The Coalition on Political Assassinations will conduct a symposium at a downtown Dallas hotel next weekend. Judge says more than 200 colleagues from around the world will attend. It will be the first time in 49 years that they will not gather on the grassy knoll for speeches and a moment of silence at 12:30 p.m. on Nov. 22.

The city of Dallas has reserved Dealey Plaza for a commemoration ceremony on that day. Dallas police will be guarding the perimeter, as an estimated 5,000 ticketed guests pass through security checkpoints to attend the open-air ceremony.

Unless they somehow wrangle tickets, Judge and other assassination researchers will be kept away from the scene until midafternoon.

“What I get from this is that the city of Dallas is not interested in our message,” Judge said. “They know the world press is coming and they want us to be invisible so they can control the message entirely.”

10 POPULAR CONSPIRACY THEORIES

1. The Mafia theory: Attorney General Robert F. Kennedy was conducting aggressive prosecutions and deportations of mobsters. Killing his brother put an end to that.

2. The LBJ theory: Vice President Lyndon B. Johnson had the most to gain from JFK’s murder. He and Robert Kennedy hated each other. Johnson feared the Kennedy brothers planned to dump him from the Democratic ticket in 1964. But he and his fellow conspirators struck first.

3. The anti-Castro Cubans theory: Many “freedom fighters” died in the failed Bay of Pigs invasion of 1961. Cuban exiles living in the United States exiles never forgave JFK for failing to provide close air support for the invasion. So they had him killed.

4. The CIA theory: JFK and the CIA had their differences throughout his thousand days in office. CIA leaders feared that the president might disband the agency, especially after the CIA-sponsored Bay of Pigs fiasco. So they engineered his murder.

5. The Israelis theory: JFK did not support Israel’s drive to build nuclear weapons. The Israelis believed Joe Kennedy, the president’s father, was anti-Semitic and wielded influence over his son. LBJ reversed U.S. policy on Israeli nuclear arms once he became president.

6. The KGB theory: Russia was humiliated when its leaders backed down during the Cuban missile crisis of 1962. Oswald became a KGB operative after his defection to the Soviet Union in 1959. The Soviets “programmed” him to kill JFK.

7. The UFO cover-up theory: JFK wrote a letter to the CIA demanding to see secret UFO files. The insistent president might have leaked information about secret aerospace projects. He had to be silenced.

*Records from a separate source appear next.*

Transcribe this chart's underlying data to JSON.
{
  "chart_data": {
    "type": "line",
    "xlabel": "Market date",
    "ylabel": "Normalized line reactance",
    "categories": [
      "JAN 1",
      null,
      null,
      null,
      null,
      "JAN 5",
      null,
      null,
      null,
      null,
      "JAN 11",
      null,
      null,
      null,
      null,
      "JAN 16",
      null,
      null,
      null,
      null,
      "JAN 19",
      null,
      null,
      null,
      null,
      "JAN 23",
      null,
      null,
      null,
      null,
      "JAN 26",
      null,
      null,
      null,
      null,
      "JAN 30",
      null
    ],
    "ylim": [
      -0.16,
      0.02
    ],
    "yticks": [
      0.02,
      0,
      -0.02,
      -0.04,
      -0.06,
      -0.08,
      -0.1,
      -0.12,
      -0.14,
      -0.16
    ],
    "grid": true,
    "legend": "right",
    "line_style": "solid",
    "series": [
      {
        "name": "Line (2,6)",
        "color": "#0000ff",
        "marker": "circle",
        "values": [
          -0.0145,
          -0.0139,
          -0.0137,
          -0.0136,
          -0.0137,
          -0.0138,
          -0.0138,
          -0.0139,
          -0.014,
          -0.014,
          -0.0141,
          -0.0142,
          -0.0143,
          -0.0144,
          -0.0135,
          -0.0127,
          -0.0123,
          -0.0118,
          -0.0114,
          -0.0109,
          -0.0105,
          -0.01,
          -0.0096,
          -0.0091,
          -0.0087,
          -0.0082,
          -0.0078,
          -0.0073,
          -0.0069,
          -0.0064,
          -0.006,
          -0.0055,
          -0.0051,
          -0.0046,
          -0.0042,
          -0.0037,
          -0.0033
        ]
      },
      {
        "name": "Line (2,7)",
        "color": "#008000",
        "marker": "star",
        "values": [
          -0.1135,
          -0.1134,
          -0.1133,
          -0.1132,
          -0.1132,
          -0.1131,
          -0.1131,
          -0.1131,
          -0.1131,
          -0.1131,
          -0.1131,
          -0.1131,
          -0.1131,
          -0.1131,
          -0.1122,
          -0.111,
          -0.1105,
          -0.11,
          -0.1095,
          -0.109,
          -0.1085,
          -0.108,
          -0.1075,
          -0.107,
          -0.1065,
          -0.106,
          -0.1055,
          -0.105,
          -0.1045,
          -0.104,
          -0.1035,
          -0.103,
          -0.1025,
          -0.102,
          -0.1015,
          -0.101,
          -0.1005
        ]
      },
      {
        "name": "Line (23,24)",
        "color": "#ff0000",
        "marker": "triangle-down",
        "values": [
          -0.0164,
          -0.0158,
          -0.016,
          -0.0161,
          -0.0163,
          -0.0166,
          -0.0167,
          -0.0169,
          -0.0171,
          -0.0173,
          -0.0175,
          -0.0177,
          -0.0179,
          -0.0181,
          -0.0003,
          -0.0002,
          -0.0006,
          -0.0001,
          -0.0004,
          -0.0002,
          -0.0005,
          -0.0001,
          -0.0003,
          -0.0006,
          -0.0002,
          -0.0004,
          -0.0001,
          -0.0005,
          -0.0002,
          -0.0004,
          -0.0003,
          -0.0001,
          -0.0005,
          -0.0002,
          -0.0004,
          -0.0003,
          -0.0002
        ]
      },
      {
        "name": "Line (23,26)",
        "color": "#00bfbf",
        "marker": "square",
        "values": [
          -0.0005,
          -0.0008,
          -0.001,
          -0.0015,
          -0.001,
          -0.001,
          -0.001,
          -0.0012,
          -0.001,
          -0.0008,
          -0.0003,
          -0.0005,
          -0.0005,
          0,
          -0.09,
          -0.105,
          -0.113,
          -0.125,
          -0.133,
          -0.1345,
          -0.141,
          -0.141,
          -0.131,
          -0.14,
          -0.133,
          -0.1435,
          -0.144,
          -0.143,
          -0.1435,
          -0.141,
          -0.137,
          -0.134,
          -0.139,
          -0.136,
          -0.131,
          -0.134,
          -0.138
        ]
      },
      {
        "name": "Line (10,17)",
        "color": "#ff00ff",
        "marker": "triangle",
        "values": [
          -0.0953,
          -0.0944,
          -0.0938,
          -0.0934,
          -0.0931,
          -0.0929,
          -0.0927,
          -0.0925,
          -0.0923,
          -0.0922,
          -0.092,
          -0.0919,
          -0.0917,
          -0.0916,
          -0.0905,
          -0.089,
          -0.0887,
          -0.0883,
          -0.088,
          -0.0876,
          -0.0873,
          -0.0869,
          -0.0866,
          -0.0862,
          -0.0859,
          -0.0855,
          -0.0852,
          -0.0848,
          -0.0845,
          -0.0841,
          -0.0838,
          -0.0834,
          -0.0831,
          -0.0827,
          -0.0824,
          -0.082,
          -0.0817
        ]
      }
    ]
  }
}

8. The Texas oil magnates theory: JFK planned to reduce or eliminate the oil depletion allowance, which brought millions in profits to oil producers. The oilmen made sure LBJ, a supporter of the depletion allowance, became president.

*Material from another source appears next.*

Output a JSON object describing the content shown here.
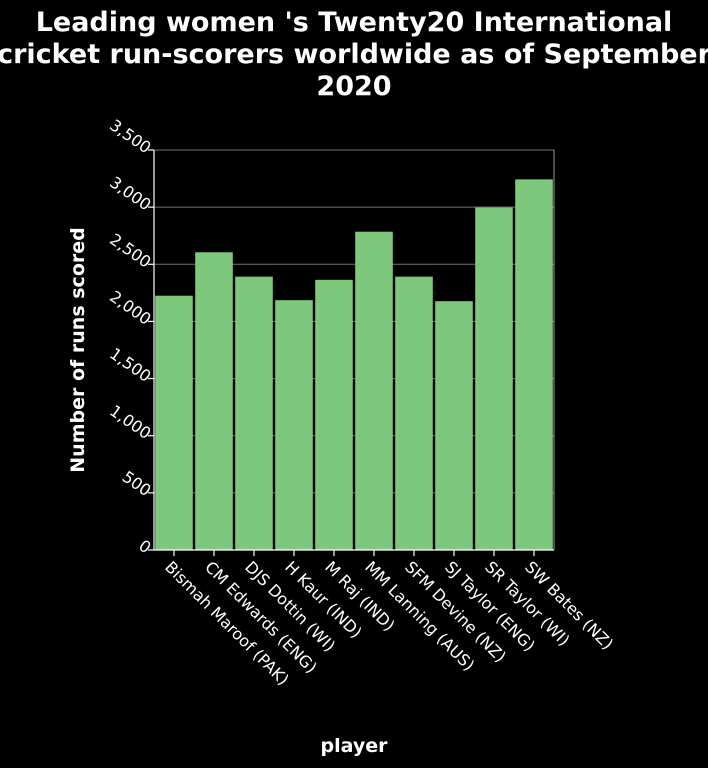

9. The J. Edgar Hoover theory: He hated his boss, Robert Kennedy, and didn’t think the Kennedys gave him the respect he deserved. Hoover and Johnson were old friends. So Hoover made sure LBJ became president.

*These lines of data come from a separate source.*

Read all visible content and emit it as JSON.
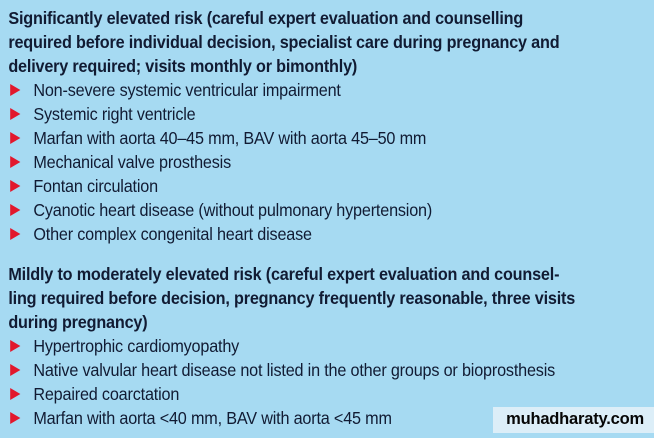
{
  "page": {
    "background_color": "#a6daf2",
    "text_color": "#111b33",
    "bullet_color": "#e2182d"
  },
  "sections": [
    {
      "heading": "Significantly elevated risk (careful expert evaluation and counselling\nrequired before individual decision, specialist care during pregnancy and\ndelivery required; visits monthly or bimonthly)",
      "items": [
        "Non-severe systemic ventricular impairment",
        "Systemic right ventricle",
        "Marfan with aorta 40–45 mm, BAV with aorta 45–50 mm",
        "Mechanical valve prosthesis",
        "Fontan circulation",
        "Cyanotic heart disease (without pulmonary hypertension)",
        "Other complex congenital heart disease"
      ]
    },
    {
      "heading": "Mildly to moderately elevated risk (careful expert evaluation and counsel-\nling required before decision, pregnancy frequently reasonable, three visits\nduring pregnancy)",
      "items": [
        "Hypertrophic cardiomyopathy",
        "Native valvular heart disease not listed in the other groups or bioprosthesis",
        "Repaired coarctation",
        "Marfan with aorta <40 mm, BAV with aorta <45 mm"
      ]
    }
  ],
  "watermark": {
    "label": "muhadharaty.com"
  }
}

10. The Secret Service theory: Agent George Hickey accidentally shot JFK in the back of the head from the car behind the presidential limousine. The Secret Service covered up the horrible accident.

2 comments:

Anonymous said...

What's really revealing is that old arguments in favor of Cyril Wecht's magic bullet theory have virtually shriveled up and blown away. Not even the most prominrnt CTers want to espouse that ridiculous notion out of fear of the sound of laughter drowning them out. But what is more maddening is that one stills hears that from many others, which provides us proof that they really haven't made any attempt at researching what is perhaps the simplest of all the facts to comprehend: one bullet from one rifle traveling in a perfect trajectory high-to-low to hit two men.

Anonymous said...

A bullet fired from the grassy knoll would have struck Kennedy in the side of his head. As for Kennedy being 'flung back' by a 'front shot' this is not the way a body reacts to being hit. Most shooting victims drop down in place, or fall toward the shooter. Look at the newsreels taken on the Normandy beaches and the American soldiers hit fall forward, toward the German positions. I grant a double barrel shotgun discharged at point blank range into a victim would,in all probability, knock the victim back in true Hollywood fashion. But I hold that isn't certain. I was in the Army for six years, know weapons and the damage they do.